Así, en aquella ocasión se sostuvo que “...la construcción legal del art. 6º de la ley 20.771, al prever una pena aplicable a un estado de cosas, y al castigar la mera creación de un riesgo, permite al intérprete hacer alusión simplemente a perjuicios potenciales y peligros abstractos y no a daños concretos a terceros y a la comunidad. El hecho de no establecer un nexo razonable entre una conducta y el daño que causa, implica no distinguir las acciones que ofenden a la moral pública o perjudican a un tercero de aquellas que pertenecen al campo estrictamente individual, haciéndose entonces caso omiso del art. 19 de la C.N. que, como queda dicho, obliga a efectuar tal distinción. Penar la tenencia de drogas para el consumo personal, sobre la sola base de potenciales daños que puedan ocasionarse ‘de acuerdo a los datos de la común experiencia’ no se justifica frente a la norma del art. 19...” (Fallos 308:1392, cons. 9).
Ahora bien, debo advertir, más allá del profundo respeto que me infunden las decisiones de nuestro Máximo Tribunal, considero que los argumentos a los que se recurrió en el caso contienen dos desaciertos.
En primer término, es cierto que la norma contenida en la ley 20.771 no podía establecer un nexo causal válido entre una conducta y la hipotética afectación material de un bien jurídico. Y ello, por el simple hecho de que la naturaleza que definía la norma que entonces era impugnada se identificaba, como muchas otras figuras delictivas, en aquella tipología de delitos que la dogmática denomina de “peligro”. De hecho, si únicamente la existencia de una modificación material de las cosas nos permitiera, en los términos del 19 C.N., dotar de contenido constitucional a las leyes penales, he de caer en la cuenta de que deberíamos hoy anular todos aquellos tipos legales que, como el que por ejemplo reprime la tenencia explosivos, tan sólo prevén potenciales daños futuros. Antes bien, la constitucionalidad o no de una norma no puede derivar de tan simple argumentación, sino de la razonabilidad con que, dentro de determinados límites, se proyectan sus postulados.

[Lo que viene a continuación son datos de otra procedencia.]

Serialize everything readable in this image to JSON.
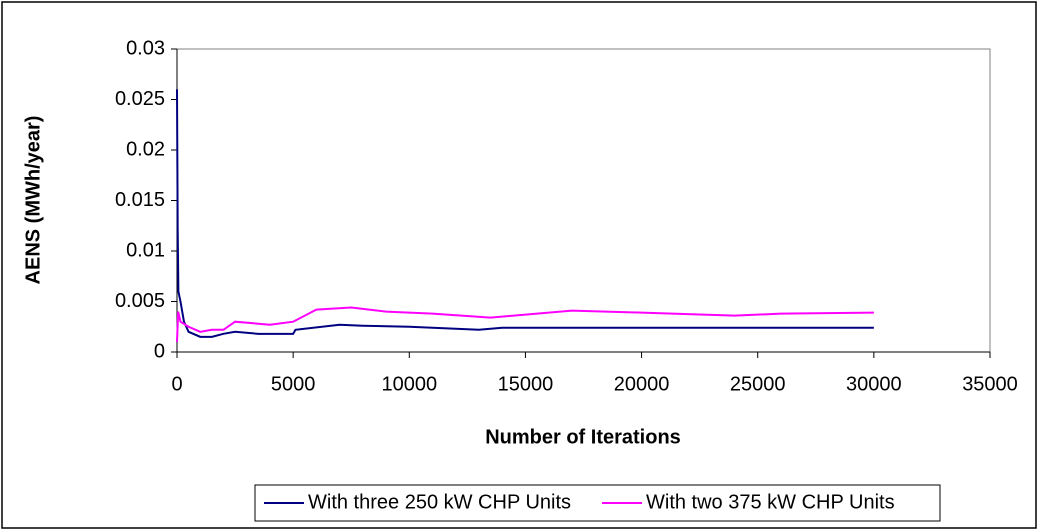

Por otra parte, es precisamente en el modo en que las leyes se conciben, y en particular las formas bajo las cuales se evalúan los posibles daños que puede irrogar una conducta, que me permito deslizar una nueva crítica a los fundamentos de la Corte.
La “común experiencia”, que en ese caso se juzgó insuficiente para fundar una norma, no sólo ha de estar presente en cada ley sino que, por el contrario, es la encargada de dar nacimiento a cada uno de los preceptos penales. Es aquella que, por ser la visión de los pueblos y de los legisladores que de ellos provienen, dan vida a las normas sobre las que pretende construirse la existencia social.
En efecto, toda sociedad supone, por su propia naturaleza, no sólo una comunidad compuesta de un sinnúmero de hombres y mujeres sino, y ante todo, las relaciones que entre aquéllos se entablan.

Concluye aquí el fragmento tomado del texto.